Evangelio del día Sábado 17 de octubre de 2020. Semana 28 T.O.

Ignacio de Antioquía, mártir (107)

Salmo 8: Diste a tu Hijo el mando sobre las obras de tus manos

Lc 12,8-12: El Espíritu Santo les enseñará.

El cristiano, discípulo de Jesús, lo reconoce abiertamente. Son muchos los cristianos, que hoy en medio oriente, pese a que su vida está en peligro y son asesinados, no ocultan su identidad cristiana. Muchos se quedan en el lugar difícil para acompañar a su pueblo, como las hermanas dominicas de Santa Catalina, en Irak. Es el Espíritu de Dios que nos da la fortaleza para confesar el nombre de Jesús.
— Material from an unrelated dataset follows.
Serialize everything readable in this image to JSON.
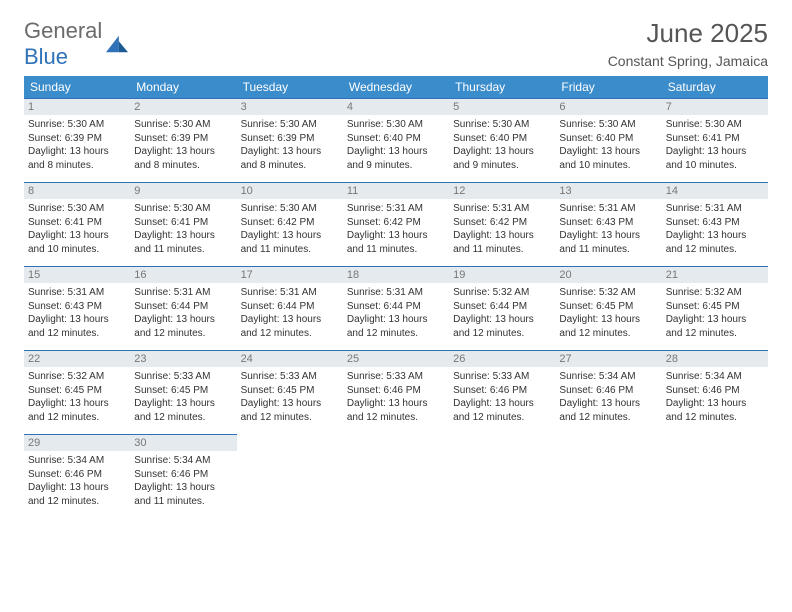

Desde la persecución de los primeros cristianos, no se doblegaron ante el poder perseguidor de la fe. San Ignacio de Antioquía, segundo sucesor de San Pedro, en la Iglesia de Antioquía, condenado a morir devorado por las fieras decía: “Soy trigo de Dios, y he de ser molido por los dientes de las fieras, para llegar a ser pan limpio de Cristo. De nada me servirían los placeres terrenales de este mundo. Prefiero morir en Cristo Jesús que reinar en los confines de la tierra. Todo mi deseo y mi voluntad están puestos en aquel que por nosotros murió y resucitó”.

Hoy los cristianos como Asia Bibí en Pakistán, son llevados a los tribunales por causa de su fe. Sin embargo el Espíritu Santo nos enseña a saber obrar siempre el bien, buscando con la libertad de espíritu el verdadero camino de la justicia, la verdad, la paz y la reconciliación entre los pueblo.